Crédit photo : Patrick Sanfaçon, La Presse

Crédit photo : Patrick Sanfaçon, La Presse
« Mort d’une adolescente hébergée au centre jeunesse de Prévost »
Le 25 mars 2026, La Presse rapportait l’histoire d’une jeune fille de 16 ans qui s’est enlevée la vie pendant qu’elle était hébergée au Centre de réadaptation jeunesse de Prévost. L’adolescente présentait des troubles de santé mentale et s’automutilait depuis plusieurs années. Sa mère affirmait d’ailleurs avoir « vu venir » le passage à l’acte et avoir soulevé ses craintes à la DPJ, sans succès.
Une représentante syndicale des éducatrices du centre jeunesse soulève certains facteurs ayant contribué à ce drame, notamment la pénurie de personnel, le manque de ressources de première ligne et l’augmentation des cas considérés « lourds » dans les centres jeunesse. Selon elle, les éducateurs sont souvent sollicités pour gérer des crises urgentes et disposent de peu de temps pour assurer un suivi individualisé et un travail de réadaptation auprès de tous les jeunes hébergés.

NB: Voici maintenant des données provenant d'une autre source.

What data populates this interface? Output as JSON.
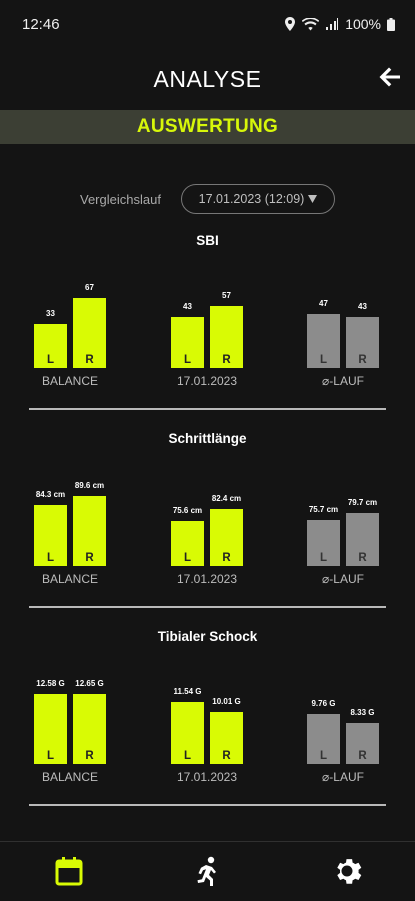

Une enquête du bureau du coroner du Québec est en cours pour mieux comprendre ce qui s’est passé et formuler des recommandations au besoin.
Cette situation soulève plusieurs enjeux liés aux droits de l’enfant en vertu de la Convention internationale relative aux droits de l’enfant (CIDE) et de la Loi sur la protection de la jeunesse (LPJ). Alors que la CIDE reconnaît des droits à tous les enfants âgés de moins de 18 ans et oblige les États à les protéger, la LPJ encadre plus spécifiquement les interventions auprès des enfants pris en charge par le système de protection de la jeunesse au Québec.
Le droit à ce que l’intérêt de l’enfant soit une considération primordiale
D’abord, lorsque l’État et ses institutions publiques prennent des décisions concernant des enfants, leur intérêt supérieur doit être une considération primordiale (art. 3 par. 1 CIDE). Cela signifie concrètement que le gouvernement devrait considérer l’intérêt supérieur des enfants lorsqu’il prend des décisions relativement à l’attribution des ressources au sein des services de la protection de la jeunesse. La DPJ et ses intervenant doivent également considérer cet élément lorsqu’ils prennent des décisions et qu’ils interviennent auprès des enfants en vertu de l’article 3 de la LPJ.
Le droit de recevoir la protection et les soins nécessaires à son bien-être
Par ailleurs, les États parties à la CIDE se sont engagés à assurer la protection et les soins nécessaires au bien-être des enfants et à prendre toutes les mesures législatives et administratives appropriées pour y parvenir (art. 3 par. 2 CIDE). Cela signifie notamment que les établissements, comme les centres jeunesse, doivent maintenir suffisamment de personnel qualifié pour assurer la protection des enfants (art. 3 par. 3 CIDE).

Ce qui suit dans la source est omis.